On the day that we crossed the Mexican border at the very onset of our around the world drive, I spoke of sunsets. On that day, and perhaps it was made more beautiful because we were drunk with joy, the sky had exploded into flames like a cheap polyester suit. On this morning at Poonhill it happened again, only in the form of a sunrise. The sky slowly transformed from black to deep blue, the horizon began to glow, and then in slow motion Annapurna, Machhapuchhre, Dhaulagiri, and the rest of the Annapurna range was set alight by crisp sphere of yellow rising from the eastern horizon.
It was the perfect end to the trek. We retreated to the guesthouse for breakfast, and then descended the untold millions of stone steps down the far side of the mile-high ridge. We grabbed a local bus back to Pokhara, arriving after dark, and then hailed a taxi for the final 10 kilometers back to our campground where Nacho awaited. It is needless to say that after nearly three weeks of high altitude trekking, we slept like rocks. When at long last we awoke the following morning, we found ourselves camped next to a pond in the middle of a golden field of rice.
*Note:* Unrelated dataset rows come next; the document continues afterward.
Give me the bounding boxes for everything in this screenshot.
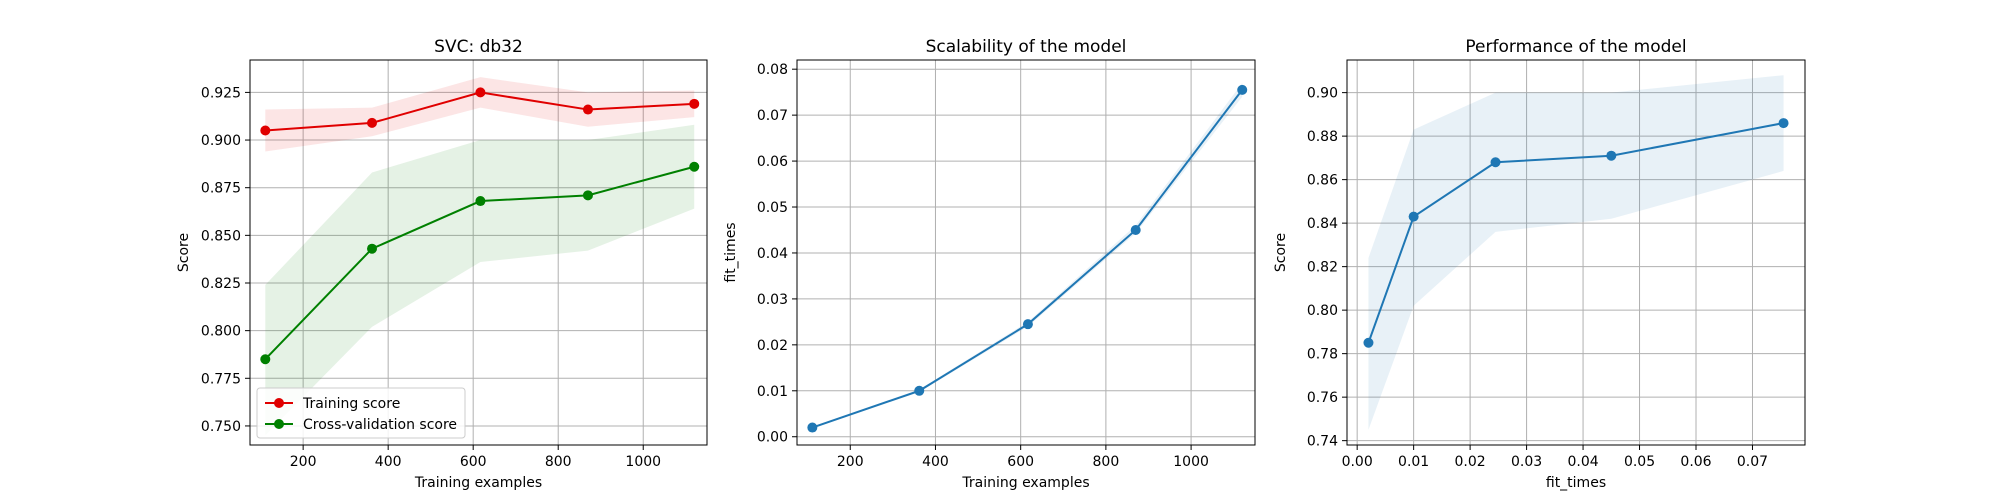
chart-panel-3: 0.00 0.01 0.02 0.03 0.04 0.05 0.06 0.07 0.74 0.76… [1273,37,1806,491]
chart-title: Performance of the model [1465,37,1686,57]
y-axis-label: Score [1273,233,1289,272]
y-tick-label: 0.01 [757,384,788,400]
y-tick-label: 0.00 [757,430,788,446]
data-point [260,125,271,136]
y-tick-label: 0.88 [1307,129,1338,145]
y-tick-label: 0.80 [1307,303,1338,319]
y-tick-label: 0.82 [1307,260,1338,276]
data-point [1778,118,1789,129]
x-tick-label: 600 [1007,454,1034,470]
data-point [1606,150,1617,161]
data-point [582,190,593,201]
x-tick-label: 0.05 [1624,454,1655,470]
legend-label: Training score [302,396,400,412]
legend-marker [274,419,284,429]
y-tick-label: 0.05 [757,200,788,216]
y-tick-label: 0.76 [1307,390,1338,406]
y-tick-label: 0.800 [201,324,241,340]
y-tick-label: 0.78 [1307,347,1338,363]
data-point [1022,319,1033,330]
series-band-1 [812,82,1243,429]
x-axis-label: Training examples [961,475,1089,491]
x-tick-label: 800 [545,454,572,470]
series-band-1 [265,77,695,152]
y-tick-label: 0.07 [757,108,788,124]
data-point [475,196,486,207]
plot-frame [249,59,708,446]
y-tick-label: 0.850 [201,228,241,244]
data-point [1237,84,1248,95]
x-tick-label: 800 [1093,454,1120,470]
data-point [475,87,486,98]
legend-label: Cross-validation score [303,417,457,433]
series-line-1 [812,89,1244,429]
x-axis-label: Training examples [414,475,542,491]
y-tick-label: 0.900 [201,133,241,149]
legend: Training score Cross-validation score [256,387,466,439]
data-point [582,104,593,115]
y-tick-label: 0.04 [757,246,788,262]
x-tick-label: 1000 [625,454,661,470]
data-point [260,354,271,365]
y-tick-label: 0.02 [757,338,788,354]
x-tick-label: 400 [375,454,402,470]
data-point [1408,211,1419,222]
chart-panel-2: 200 400 600 800 1000 0.00 0.01 0.02 0.03 0.04 0.05… [723,37,1256,491]
x-tick-label: 0.01 [1398,454,1429,470]
data-point [914,385,925,396]
legend-marker [274,398,284,408]
data-point [1130,224,1141,235]
y-tick-label: 0.825 [201,276,241,292]
x-tick-label: 600 [460,454,487,470]
x-tick-label: 0.00 [1342,454,1373,470]
y-tick-label: 0.925 [201,85,241,101]
x-tick-label: 0.04 [1567,454,1598,470]
legend-box [256,387,466,439]
y-tick-label: 0.08 [757,62,788,78]
x-tick-label: 0.03 [1511,454,1542,470]
x-axis-label: fit_times [1546,475,1606,491]
chart-panel-1: 200 400 600 800 1000 0.750 0.775 0.800 0.825 0.85… [176,37,708,491]
y-tick-label: 0.03 [757,292,788,308]
x-tick-label: 0.06 [1680,454,1711,470]
x-tick-label: 0.02 [1455,454,1486,470]
x-tick-label: 400 [922,454,949,470]
x-tick-label: 200 [837,454,864,470]
series-band-1 [1368,75,1784,430]
data-point [807,422,818,433]
data-point [367,117,378,128]
x-tick-label: 200 [290,454,317,470]
chart-title: SVC: db32 [434,37,523,57]
y-tick-label: 0.775 [201,371,241,387]
data-point [1363,337,1374,348]
y-tick-label: 0.74 [1307,434,1338,450]
data-point [1490,157,1501,168]
x-tick-label: 0.07 [1737,454,1768,470]
y-tick-label: 0.84 [1307,216,1338,232]
y-tick-label: 0.06 [757,154,788,170]
y-tick-label: 0.750 [201,419,241,435]
y-tick-label: 0.875 [201,181,241,197]
y-tick-label: 0.90 [1307,86,1338,102]
data-point [689,98,700,109]
chart-title: Scalability of the model [926,37,1127,57]
plot-frame [1346,59,1806,446]
y-axis-label: fit_times [723,222,739,282]
y-axis-label: Score [176,233,192,272]
data-point [689,161,700,172]
series-band-2 [265,124,695,436]
data-point [367,243,378,254]
x-tick-label: 1000 [1173,454,1209,470]
y-tick-label: 0.86 [1307,173,1338,189]
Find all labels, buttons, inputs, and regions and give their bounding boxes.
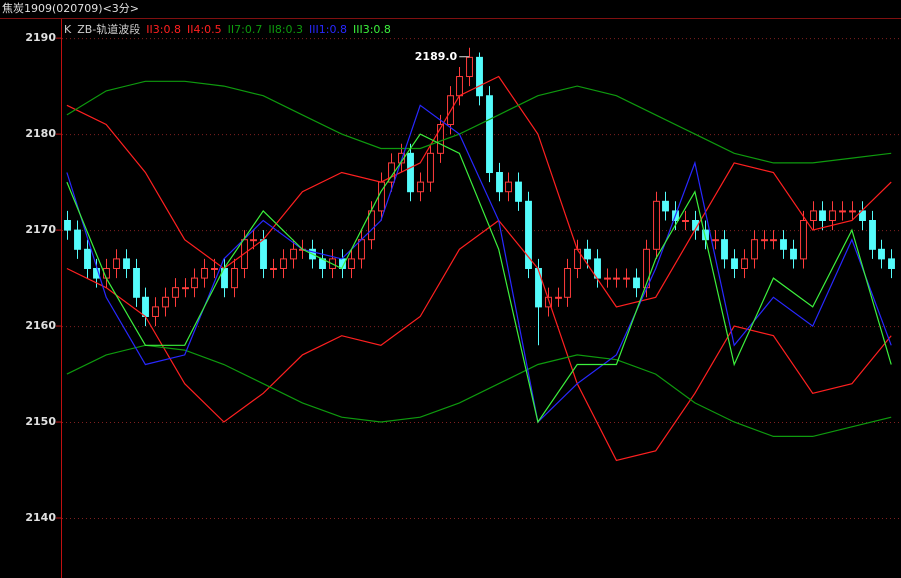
candle-body <box>535 267 542 308</box>
candle-body <box>407 152 414 193</box>
candle-body <box>201 267 208 279</box>
candle-body <box>741 258 748 269</box>
candle-body <box>878 248 885 260</box>
indicator-line <box>66 80 892 164</box>
indicator-label: K <box>64 23 72 36</box>
candle-body <box>790 248 797 260</box>
y-tick-label: 2190 <box>25 31 56 44</box>
candle-body <box>515 181 522 202</box>
candle-body <box>633 277 640 289</box>
candle-body <box>819 210 826 222</box>
candle-body <box>113 258 120 269</box>
y-tick-label: 2170 <box>25 223 56 236</box>
y-tick-label: 2140 <box>25 511 56 524</box>
candle-body <box>84 248 91 269</box>
legend-entry: II7:0.7 <box>228 23 263 36</box>
y-tick-label: 2160 <box>25 319 56 332</box>
candle-body <box>142 296 149 317</box>
legend-entry: II4:0.5 <box>187 23 222 36</box>
candle-body <box>761 239 768 242</box>
candle-body <box>545 296 552 308</box>
indicator-line <box>66 344 892 437</box>
candle-body <box>721 239 728 260</box>
candle-body <box>182 287 189 290</box>
indicator-line <box>66 75 892 308</box>
candle-body <box>250 239 257 242</box>
candle-body <box>358 239 365 260</box>
candle-body <box>260 239 267 269</box>
chart-title: 焦炭1909(020709)<3分> <box>2 2 139 15</box>
candle-body <box>849 210 856 213</box>
candle-body <box>417 181 424 193</box>
y-tick-label: 2180 <box>25 127 56 140</box>
candle-body <box>348 258 355 269</box>
candle-body <box>496 172 503 193</box>
candle-body <box>751 239 758 260</box>
candle-body <box>162 296 169 308</box>
candle-body <box>456 76 463 97</box>
max-label: 2189.0 <box>415 50 458 63</box>
legend-entry: II8:0.3 <box>268 23 303 36</box>
candle-body <box>290 248 297 260</box>
candle-body <box>800 220 807 260</box>
indicator-label: ZB-轨道波段 <box>77 22 140 36</box>
candle-body <box>74 229 81 250</box>
candle-body <box>191 277 198 289</box>
candle-body <box>623 277 630 280</box>
candle-body <box>280 258 287 269</box>
candle-body <box>133 267 140 298</box>
candle-body <box>810 210 817 222</box>
candle-body <box>505 181 512 193</box>
candle-body <box>476 56 483 97</box>
candle-body <box>378 181 385 212</box>
candle-body <box>613 277 620 280</box>
candle-body <box>270 267 277 270</box>
y-tick-label: 2150 <box>25 415 56 428</box>
candle-body <box>888 258 895 269</box>
candle-body <box>604 277 611 280</box>
legend-entry: III3:0.8 <box>353 23 391 36</box>
candle-body <box>555 296 562 299</box>
candle-body <box>662 200 669 212</box>
candle-body <box>466 56 473 78</box>
legend-entry: III1:0.8 <box>309 23 347 36</box>
candle-body <box>780 239 787 250</box>
candle-body <box>64 220 71 231</box>
candle-body <box>172 287 179 298</box>
indicator-line <box>66 219 892 462</box>
candle-body <box>653 200 660 250</box>
candle-body <box>829 210 836 222</box>
candle-body <box>564 267 571 298</box>
candle-body <box>731 258 738 269</box>
candle-body <box>839 210 846 213</box>
legend-entry: II3:0.8 <box>146 23 181 36</box>
candle-body <box>869 220 876 250</box>
candle-body <box>123 258 130 269</box>
candle-body <box>427 152 434 183</box>
candle-body <box>712 239 719 242</box>
indicator-line <box>66 133 892 424</box>
candle-body <box>486 95 493 174</box>
candle-body <box>211 267 218 270</box>
candle-body <box>682 220 689 223</box>
candle-body <box>525 200 532 269</box>
candle-body <box>584 248 591 260</box>
candle-body <box>231 267 238 289</box>
candle-body <box>437 124 444 154</box>
candle-body <box>770 239 777 242</box>
candle-body <box>152 306 159 317</box>
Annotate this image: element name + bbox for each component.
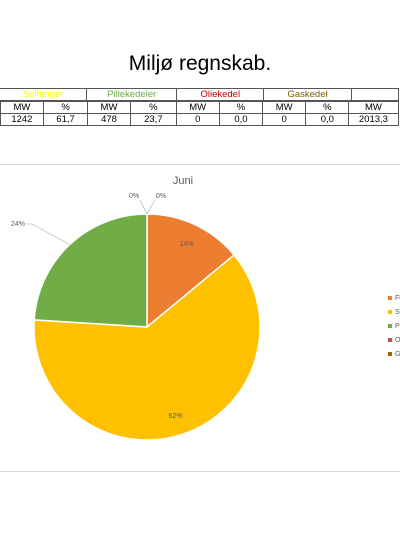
legend-label: Pil...	[395, 323, 400, 330]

The Annapurna Circuit Trek
- Total days: 18
- Nights camped in our own tent: 2
- Distance trekked: 146 miles (234km)
- Highest elevation: 17,769 feet (5,416m)
- What we brought but shouldn’t have: Tent and camping equipment (Sheena says, “I told you so.”)
- What we didn’t bring but should have: Trekking poles
- Equipment notes: Steripen would have been preferable to pump water filter.
- Equipment winners: Garmin Fenix GPS watch, GSI collapsible water bottles
- Equipment losers: Neon gaiters, SPOT Tracker. Just kidding, I threw the SPOT Tracker in the garbage after it caused that minor international missing persons incident.